Lest any doubts linger about the judgment and honesty of attorney general nominee Michael Mukasey; a counterterrorism consultant for U.S. special operations, homeland security and intelligence agencies named Michael Nance clears up the question of waterboarding:
As a former master instructor and chief of training at the U.S. Navy Survival, Evasion, Resistance and Escape School (SERE) in San Diego, I know the waterboard personally and intimately. Our staff was required to undergo the waterboard at its fullest. I was no exception.

I have personally led, witnessed and supervised waterboarding of hundreds of people. It has been reported that both the Army and Navy SERE school's interrogation manuals were used to form the interrogation techniques employed by the Army and the CIA for its terror suspects. What is less frequently reported is that our training was designed to show how an evil totalitarian enemy would use torture at the slightest whim.

Having been subjected to this technique, I can say: It is risky but not entirely dangerous when applied in training for a very short period. However, when performed on an unsuspecting prisoner, waterboarding is a torture technique - without a doubt. There is no way to sugarcoat it.
You simply don't need to have access to any of the Bush administration's classified documents to know waterboarding is torture.

It always was torture.


Waterboarding was torture in 1947, when the United States prosecuted a Japanese military officer, Yukio Asano, for waterboarding on a U.S. civilian during World War II. He was sentenced to 15 years of hard labor.

And
waterboarding was torture in 2005, when the U.S. Department of State formally recognized "submersion of the head in water" as torture in its examination of Tunisia's record of human rights abuses.

Today, even some Republicans understand that waterboarding is torture.

Lindsey Graham (R-S.C.), a military lawyer, knows it's torture.
John McCain (R-Ariz.), who was tortured as a POW in Vietnam, said it "torture, no different than holding a pistol to his head and firing a blank."

But too many Republicans in Congress still need a magic piece of paper from George Bush to decide:
“I haven’t been briefed on it,” said Sen. Jon Kyl (R-Ariz.).

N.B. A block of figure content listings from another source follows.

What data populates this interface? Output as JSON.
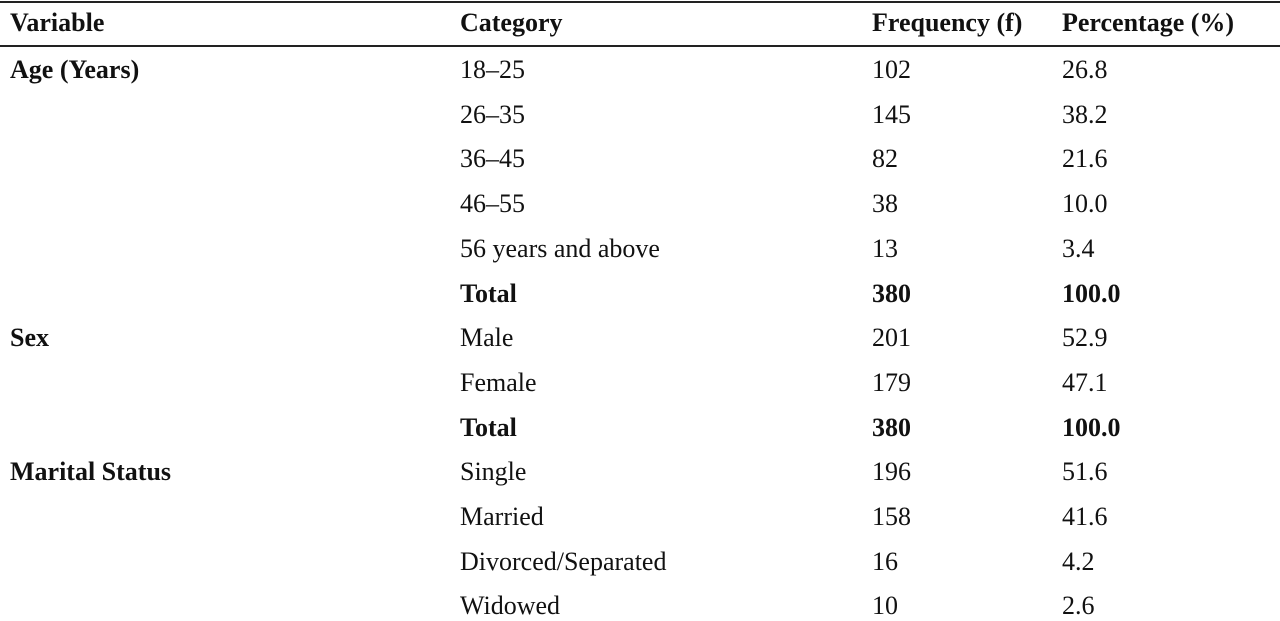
{
  "table": {
    "header": [
      "Variable",
      "Category",
      "Frequency (f)",
      "Percentage (%)"
    ],
    "rows": [
      {
        "variable": "Age (Years)",
        "category": "18–25",
        "frequency": 102,
        "percentage": "26.8"
      },
      {
        "category": "26–35",
        "frequency": 145,
        "percentage": "38.2"
      },
      {
        "category": "36–45",
        "frequency": 82,
        "percentage": "21.6"
      },
      {
        "category": "46–55",
        "frequency": 38,
        "percentage": "10.0"
      },
      {
        "category": "56 years and above",
        "frequency": 13,
        "percentage": "3.4"
      },
      {
        "category": "Total",
        "frequency": 380,
        "percentage": "100.0"
      },
      {
        "variable": "Sex",
        "category": "Male",
        "frequency": 201,
        "percentage": "52.9"
      },
      {
        "category": "Female",
        "frequency": 179,
        "percentage": "47.1"
      },
      {
        "category": "Total",
        "frequency": 380,
        "percentage": "100.0"
      },
      {
        "variable": "Marital Status",
        "category": "Single",
        "frequency": 196,
        "percentage": "51.6"
      },
      {
        "category": "Married",
        "frequency": 158,
        "percentage": "41.6"
      },
      {
        "category": "Divorced/Separated",
        "frequency": 16,
        "percentage": "4.2"
      },
      {
        "category": "Widowed",
        "frequency": 10,
        "percentage": "2.6"
      }
    ]
  }
}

“You know, you are talking about a classified matter,” said Sen. John Cornyn (R-Texas). “So I am not really comfortable talking about it.”

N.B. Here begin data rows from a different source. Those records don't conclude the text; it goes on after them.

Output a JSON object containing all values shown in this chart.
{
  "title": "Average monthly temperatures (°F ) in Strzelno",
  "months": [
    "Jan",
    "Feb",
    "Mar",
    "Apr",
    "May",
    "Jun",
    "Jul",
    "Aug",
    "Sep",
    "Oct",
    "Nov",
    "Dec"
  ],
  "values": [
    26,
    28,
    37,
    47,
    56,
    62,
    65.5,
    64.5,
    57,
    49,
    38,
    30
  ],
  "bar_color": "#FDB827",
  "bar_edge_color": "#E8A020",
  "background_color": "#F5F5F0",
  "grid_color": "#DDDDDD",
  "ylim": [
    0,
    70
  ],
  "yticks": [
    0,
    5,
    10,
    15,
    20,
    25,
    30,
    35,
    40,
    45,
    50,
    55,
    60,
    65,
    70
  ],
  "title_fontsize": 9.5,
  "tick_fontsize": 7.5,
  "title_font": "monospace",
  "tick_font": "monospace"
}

“Under exigent circumstances like the loss of thousands of citizens, a president would be derelict in his duty if he didn’t use all the resources he had,” said Sen. Orrin G. Hatch (R-Utah), when asked whether he personally believed waterboarding is torture.

Pennsylvania Sen. Arlen Specter, the top Republican on the Senate Judiciary Committee, said it depends.

“The issue may turn on a standard of does it shock the conscience, and that could involve a great many factors,” Specter said. ***

“I haven’t gotten the classified briefing yet,” [Lamar Smith (R-TX) top Republican on the House Judiciary Committee] said.
Let's all pray that GOP leaders don't need a "classified briefing" to tell them whether or not ripping and tearing out fingernails is torture.

1 comment:

Anonymous said...

THE WATERBOARDER

You tie some wrapping on his face and then you tie him down,
So fixed immobile he has no recourse,
Then when you pour the water it is like to make him drown--
As blind he neither understands the source

Nor can resist the awful press about to suffocate,
Controlled upon the incline to prolong,
Though in my vast experience it´s not too long a wait
If sometimes though the answers may be wrong.